Потом танцевали все: от чарльстона до шейка. Он трясся с нею, как на вибростенде, придерживая за шелковые локти, и казалось, что он не дает ей улететь выше! Невесома!

Его тогда – на белом ужине – поразило, что, прощаясь, многие говорили: встретимся у пирамиды Хеопса. Через Илью в этот миг прошли волны вечности. Он уходил от Станы, как от королевы: пятясь и кланяясь.

Потом уже, к концу миллениума, он оказался туристом у этой ободранной пирамиды и почувствовал себя в самодеятельном театре, только солнце было настоящее, и оно настоящесть свою усердно выкладывало на их шеи и головы. Бедуины с тонкими неглупыми лицами все время хотели выдрать из него деньги, взамен подсовывая – прокатиться на брезгливом верблюде и сфотографироваться. На снимке потом мысли корабля пустыни отчетливо лежали на его аристократической морде: “Ну, уж потерплю вас, на фиг, еще раз”.

Именно сидя между двух косматых горбов, Илья вспомнил четыре строчки Станы:

И корабли пустыни

Приплыли к пирамиде.

На мне же юбка мини

И я в натуральном виде.

Тогда, в советском году, ему было дано такое зрение, когда он встретил Стану, что он видел человека и сейчас, как слабый побег, и в выси лет – он ветвится по всем своим возможностям, как крона.

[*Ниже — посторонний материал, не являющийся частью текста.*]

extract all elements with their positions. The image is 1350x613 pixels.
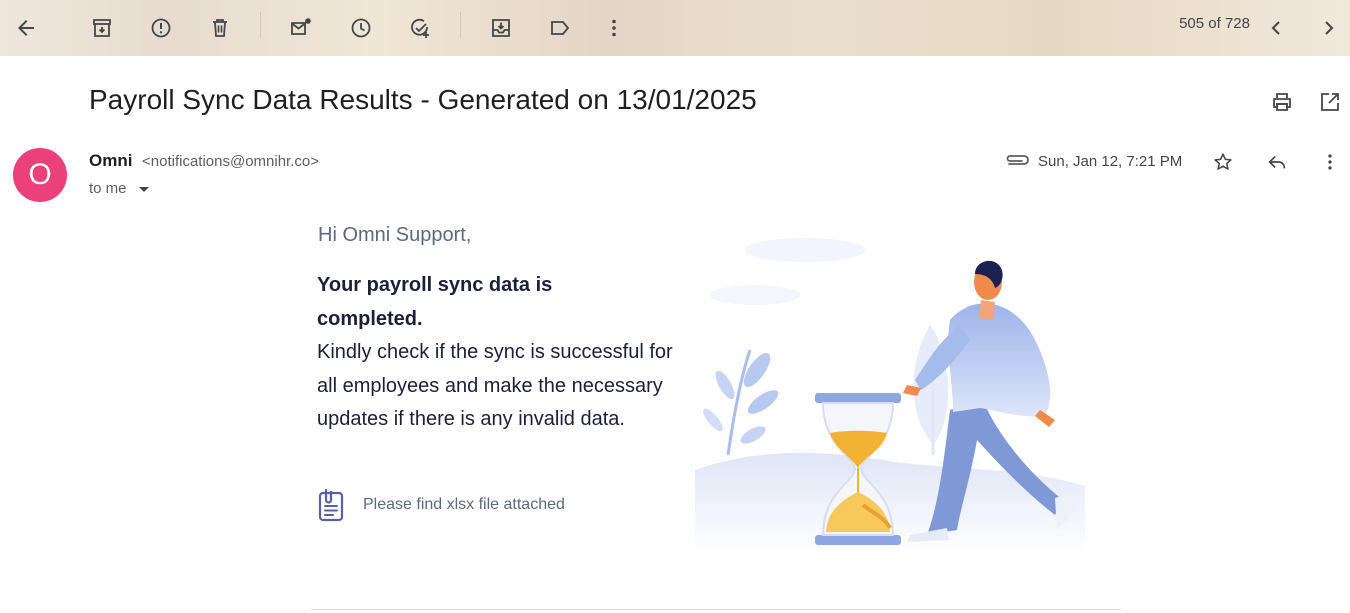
mark-unread-icon	[291, 18, 311, 35]
sender-avatar[interactable]: O	[13, 148, 67, 202]
mark-unread-button[interactable]	[281, 8, 321, 48]
email-subject: Payroll Sync Data Results - Generated on…	[89, 84, 757, 115]
print-icon	[1273, 93, 1291, 111]
message-more-button[interactable]	[1314, 146, 1346, 178]
add-task-icon	[411, 18, 429, 38]
more-vert-icon	[612, 19, 616, 37]
document-icon	[318, 488, 344, 522]
more-vert-icon	[1328, 154, 1332, 170]
recipient-label: to me	[89, 180, 127, 197]
headline-line-2: completed.	[317, 307, 423, 330]
clock-icon	[351, 18, 371, 38]
back-button[interactable]	[6, 8, 46, 48]
more-options-button[interactable]	[594, 8, 634, 48]
newer-button[interactable]	[1256, 8, 1296, 48]
toolbar-divider	[260, 12, 261, 38]
headline-line-1: Your payroll sync data is	[317, 274, 553, 296]
star-icon	[1214, 153, 1232, 170]
spam-icon	[151, 18, 171, 38]
toolbar-divider	[460, 12, 461, 38]
trash-icon	[213, 19, 227, 37]
chevron-left-icon	[1271, 21, 1280, 35]
body-paragraph: Kindly check if the sync is successful f…	[317, 341, 673, 430]
delete-button[interactable]	[200, 8, 240, 48]
older-button[interactable]	[1309, 8, 1349, 48]
toolbar: 505 of 728	[0, 0, 1350, 56]
move-to-button[interactable]	[481, 8, 521, 48]
attachment-note-text: Please find xlsx file attached	[363, 496, 565, 513]
snooze-button[interactable]	[341, 8, 381, 48]
greeting-text: Hi Omni Support,	[318, 224, 472, 246]
reply-icon	[1268, 155, 1286, 169]
sender-email: <notifications@omnihr.co>	[142, 153, 319, 170]
open-in-new-icon	[1321, 93, 1339, 111]
recipient-details[interactable]: to me	[89, 180, 149, 197]
move-to-inbox-icon	[492, 19, 510, 37]
message-divider	[311, 609, 1121, 610]
label-icon	[551, 21, 570, 35]
report-spam-button[interactable]	[141, 8, 181, 48]
message-date: Sun, Jan 12, 7:21 PM	[1038, 153, 1183, 170]
attachment-icon	[1006, 155, 1029, 165]
print-button[interactable]	[1264, 84, 1300, 120]
add-to-tasks-button[interactable]	[400, 8, 440, 48]
attachment-note: Please find xlsx file attached	[317, 488, 565, 522]
sender-name[interactable]: Omni	[89, 151, 132, 171]
open-new-window-button[interactable]	[1312, 84, 1348, 120]
reply-button[interactable]	[1261, 146, 1293, 178]
labels-button[interactable]	[540, 8, 580, 48]
pager-count: 505 of 728	[1179, 15, 1250, 32]
caret-down-icon	[138, 187, 149, 192]
star-button[interactable]	[1207, 146, 1239, 178]
archive-button[interactable]	[82, 8, 122, 48]
chevron-right-icon	[1325, 21, 1334, 35]
arrow-left-icon	[18, 20, 34, 36]
message-body: Your payroll sync data is completed. Kin…	[317, 269, 687, 437]
hourglass-illustration	[695, 238, 1085, 555]
archive-icon	[93, 19, 111, 37]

Вот поэтому он принял ее стишки.

А она – через девять лет их семейной жизни – села на колени к Хомутову. И тот ей говорит, как всем до этого:

– Мы не из тех Хомутовых, что от хомута, а от Гамильтонов ведемся – они приехали в шестнадцатом веке из Англии.

– Ну и что ты смотришь, Илюша? – егозливо спросила Стана. – Иди помусоль с Виталькой игрушечный хоккей. Это единственное, что у тебя хорошо получается.

Стана засмеялась смехом, который изрешетил грудь Ильи.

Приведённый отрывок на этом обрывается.